Her very public callout after the incident has prompted plans for Central Indiana mayors to meet and talk regional public safety, putting mayors, prosecutors and police brass from multiple counties at the same table. The focus, officials insist, will be coordination rather than finger-pointing, although some prosecutors are already firing back.

As reported by the Indianapolis Business Journal, the convening grew out of Finkam’s push for regional leaders to address what she describes as a growing issue of repeat offenders cycling through neighboring jurisdictions. The IBJ framed the move as a regional response sparked by a high-profile Carmel arrest and an unusually outspoken mayor.

last Thursday, Finkam took to X to spotlight a recent Carmel arrest and argue that “our residents deserve to be safe,” while calling for a regional roundtable of mayors to dig into outcomes and accountability, YouAreCurrent reports. She told the outlet she had already reached out to Indianapolis Mayor Joe Hogsett to launch those conversations about shared responsibility.

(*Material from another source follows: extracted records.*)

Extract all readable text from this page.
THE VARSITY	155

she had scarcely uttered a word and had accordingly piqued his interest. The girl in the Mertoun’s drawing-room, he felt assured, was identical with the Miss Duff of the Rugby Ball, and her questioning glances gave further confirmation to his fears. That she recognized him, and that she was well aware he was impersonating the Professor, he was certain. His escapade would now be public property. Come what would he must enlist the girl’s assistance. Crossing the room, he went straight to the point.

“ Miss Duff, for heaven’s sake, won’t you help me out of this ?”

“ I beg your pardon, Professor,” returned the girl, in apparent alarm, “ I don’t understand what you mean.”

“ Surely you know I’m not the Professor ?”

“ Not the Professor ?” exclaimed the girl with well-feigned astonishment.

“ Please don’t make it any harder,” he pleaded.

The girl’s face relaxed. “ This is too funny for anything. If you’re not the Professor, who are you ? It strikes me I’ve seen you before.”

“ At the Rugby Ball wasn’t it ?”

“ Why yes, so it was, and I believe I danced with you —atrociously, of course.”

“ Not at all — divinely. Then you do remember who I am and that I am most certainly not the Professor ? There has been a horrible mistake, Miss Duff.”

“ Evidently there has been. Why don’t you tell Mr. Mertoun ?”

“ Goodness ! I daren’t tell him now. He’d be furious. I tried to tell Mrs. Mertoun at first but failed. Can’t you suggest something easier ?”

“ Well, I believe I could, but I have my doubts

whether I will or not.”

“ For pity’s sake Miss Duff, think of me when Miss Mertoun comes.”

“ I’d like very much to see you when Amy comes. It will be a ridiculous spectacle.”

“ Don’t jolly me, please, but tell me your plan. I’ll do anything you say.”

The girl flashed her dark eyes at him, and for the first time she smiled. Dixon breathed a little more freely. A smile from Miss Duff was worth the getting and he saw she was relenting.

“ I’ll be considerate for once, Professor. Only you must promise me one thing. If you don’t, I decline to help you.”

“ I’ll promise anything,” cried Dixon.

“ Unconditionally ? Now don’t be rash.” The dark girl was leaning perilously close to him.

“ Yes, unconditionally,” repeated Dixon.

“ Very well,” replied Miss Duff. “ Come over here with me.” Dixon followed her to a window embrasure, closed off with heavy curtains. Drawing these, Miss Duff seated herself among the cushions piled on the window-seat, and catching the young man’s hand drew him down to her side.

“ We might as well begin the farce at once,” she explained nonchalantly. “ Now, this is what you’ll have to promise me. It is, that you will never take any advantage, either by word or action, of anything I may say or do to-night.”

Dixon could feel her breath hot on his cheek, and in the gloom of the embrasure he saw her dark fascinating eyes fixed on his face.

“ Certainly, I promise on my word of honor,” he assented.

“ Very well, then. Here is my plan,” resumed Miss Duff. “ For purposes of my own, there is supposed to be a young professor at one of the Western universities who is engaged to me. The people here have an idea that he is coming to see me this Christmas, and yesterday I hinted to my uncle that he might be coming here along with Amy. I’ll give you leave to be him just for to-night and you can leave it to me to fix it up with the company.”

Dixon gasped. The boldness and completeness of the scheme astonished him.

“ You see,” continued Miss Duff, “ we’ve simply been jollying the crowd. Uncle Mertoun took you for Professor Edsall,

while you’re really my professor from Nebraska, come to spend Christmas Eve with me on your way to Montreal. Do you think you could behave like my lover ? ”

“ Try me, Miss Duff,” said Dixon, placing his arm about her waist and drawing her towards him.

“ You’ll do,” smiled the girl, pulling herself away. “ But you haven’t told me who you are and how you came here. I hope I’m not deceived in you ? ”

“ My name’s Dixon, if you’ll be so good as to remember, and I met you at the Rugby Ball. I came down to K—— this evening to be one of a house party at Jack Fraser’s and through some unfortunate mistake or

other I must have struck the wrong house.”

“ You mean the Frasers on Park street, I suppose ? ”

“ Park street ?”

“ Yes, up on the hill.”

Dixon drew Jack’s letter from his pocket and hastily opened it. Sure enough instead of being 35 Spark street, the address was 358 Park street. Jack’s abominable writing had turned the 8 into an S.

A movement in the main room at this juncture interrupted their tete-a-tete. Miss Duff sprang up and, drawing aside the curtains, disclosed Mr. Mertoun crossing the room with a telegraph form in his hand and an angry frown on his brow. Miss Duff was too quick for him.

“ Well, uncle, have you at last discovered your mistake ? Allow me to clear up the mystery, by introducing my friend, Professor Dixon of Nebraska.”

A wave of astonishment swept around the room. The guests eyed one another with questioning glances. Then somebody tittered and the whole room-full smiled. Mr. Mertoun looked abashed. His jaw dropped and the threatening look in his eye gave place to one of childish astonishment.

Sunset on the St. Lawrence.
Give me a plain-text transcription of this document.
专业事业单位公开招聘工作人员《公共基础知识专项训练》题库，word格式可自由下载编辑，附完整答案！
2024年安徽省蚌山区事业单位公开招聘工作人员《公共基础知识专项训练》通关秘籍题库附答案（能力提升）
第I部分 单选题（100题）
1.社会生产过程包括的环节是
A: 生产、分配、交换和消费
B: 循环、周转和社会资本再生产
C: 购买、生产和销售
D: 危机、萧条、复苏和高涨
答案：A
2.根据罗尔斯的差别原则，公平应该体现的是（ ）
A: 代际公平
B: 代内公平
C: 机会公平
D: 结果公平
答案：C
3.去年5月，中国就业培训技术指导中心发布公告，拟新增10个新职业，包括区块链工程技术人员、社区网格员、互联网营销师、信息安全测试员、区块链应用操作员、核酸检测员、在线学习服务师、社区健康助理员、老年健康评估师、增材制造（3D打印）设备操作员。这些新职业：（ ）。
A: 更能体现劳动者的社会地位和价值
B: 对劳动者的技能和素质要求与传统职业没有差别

The immediate spark was an incident last Tuesday at a GetGo on Illinois Street in Carmel. Prosecutors say a suspect carjacked a vehicle and seriously injured the owner. Jail and court records show Manuel Cary Ettress now faces roughly 26 charges in Hamilton County, including robbery resulting in serious bodily injury and kidnapping while hijacking a vehicle, according to Hamilton County.

The regional politics got hotter when Marion County Prosecutor Ryan Mears publicly pushed back. He told local television that Finkam was “looking to score political points” and questioned why Marion County was being singled out, YouAreCurrent reported. Finkam, for her part, has framed the dispute as a matter of outcomes, noting that more than 40% of inmates in the Hamilton County jail are Marion County residents and that over 57% of people arrested in Carmel come from Marion County.

What Mayors Could Tackle

Officials say the planned meeting will likely dig into practical fixes like better cross-county data sharing, coordinated charging and booking notifications, and ways to align prevention and reentry resources so offenders are not lost in the shuffle as they move across county lines.

The conversation could unfold at or alongside regional forums where mayors already congregate, such as the Indy Chamber’s Meet the Mayors events, which the chamber promotes as a regular venue for mayoral panels and networking, Indy Chamber notes.

Organizers have not released a detailed agenda or timeline for the convening. What is clear is that suburban leaders are pressing for regional answers as the politics of crime spill across county borders. The open question now is whether this high-profile gathering delivers concrete cross-jurisdictional commitments or simply deepens an already tense debate over prosecutorial discretion, judicial decisions and shared responsibility for public safety.